Admittedly, this is more geared towards adults, rather than teens still living with parents or other family members. But it’s true. So many of us stress over Thanksgiving, over Christmas, over Hanukkah, because we don’t enjoy feeling obligated to shower with affection people we barely speak to the rest of the year. Let me tell you this: You’re not a bad person if you don’t love family members. You are not a problem if you don’t want to share that day with them. You are allowed to break up with toxic family members.
And furthermore, you’re allowed to respect your boundaries and limits. You don’t have to host Thanksgiving dinner. You don’t have to bring a dish. You don’t have to take a side in the Clemson-Carolina game. You don’t have to spend the day/weekend/week feeling like you’re behind enemy lines in a war you didn’t sign up for.
Maybe you want to stay home, and treat it like any other holiday you blow off.

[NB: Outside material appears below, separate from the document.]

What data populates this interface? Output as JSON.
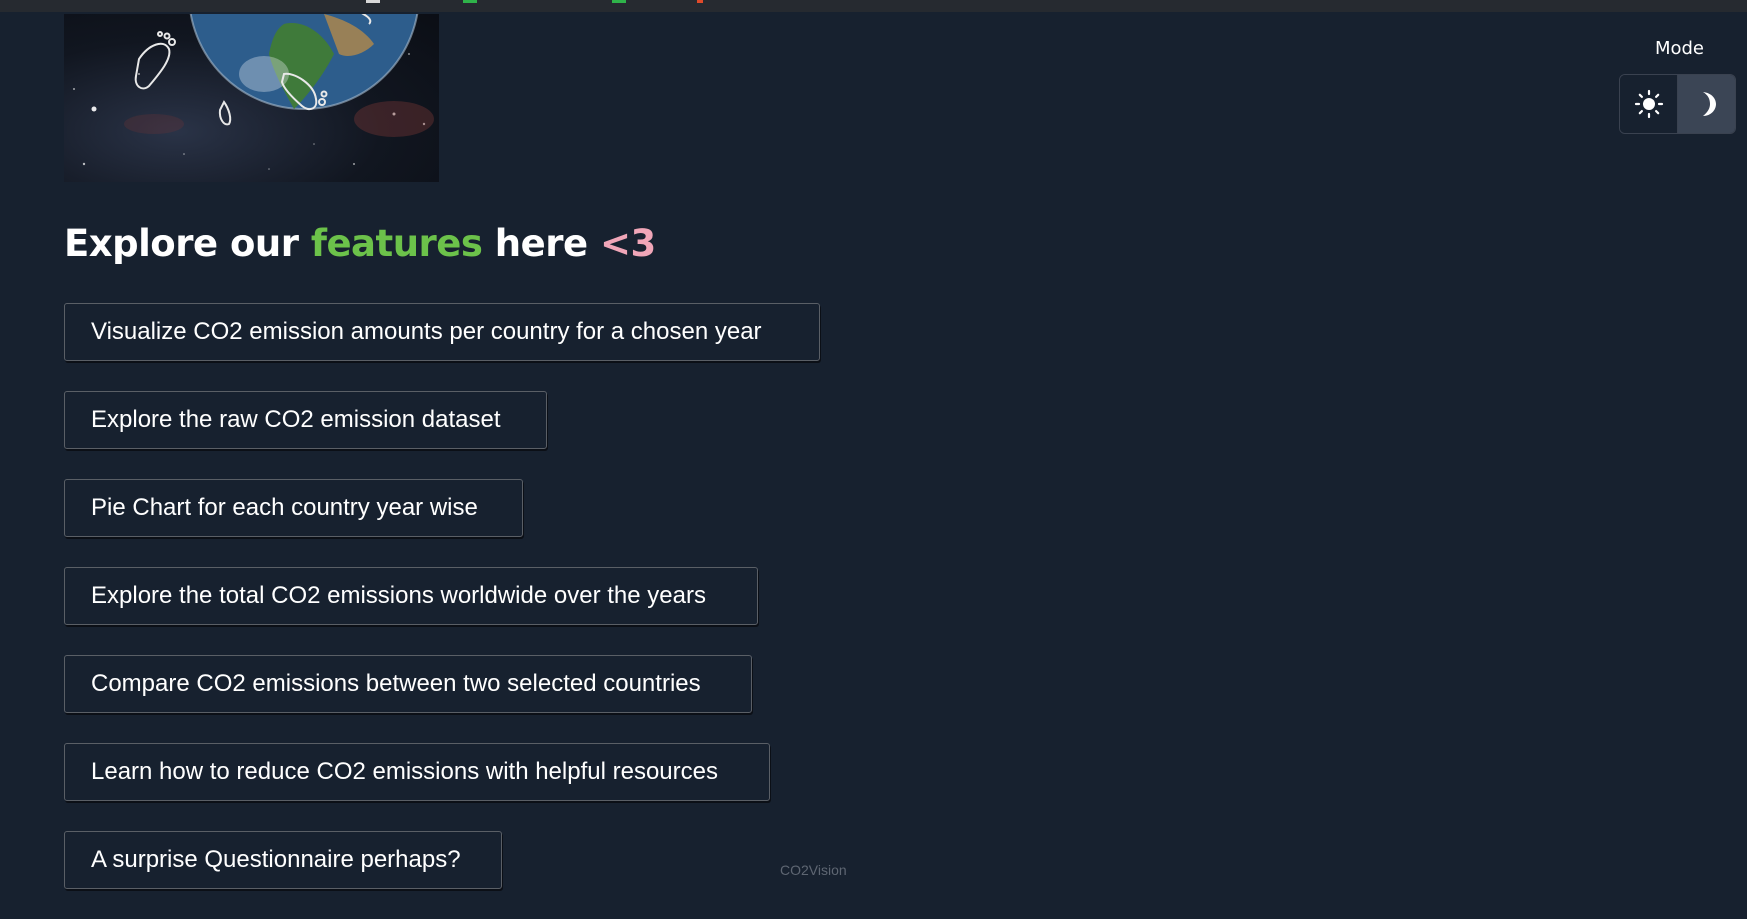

That’s okay. It’s okay to sit at home in your underwear eating pumpkin pie. Or maybe you want to organise a dinner with your friends. That’s okay, too. It’s even okay to spend Thanksgiving running a 5k.
What’s not okay, is spending your day(s) with people who tear you down, regardless of how much DNA you share with them. We share around 80% of our DNA with cows, but that doesn’t mean they aren’t full of shit and destroying the environment. So go make this the year you start some new traditions.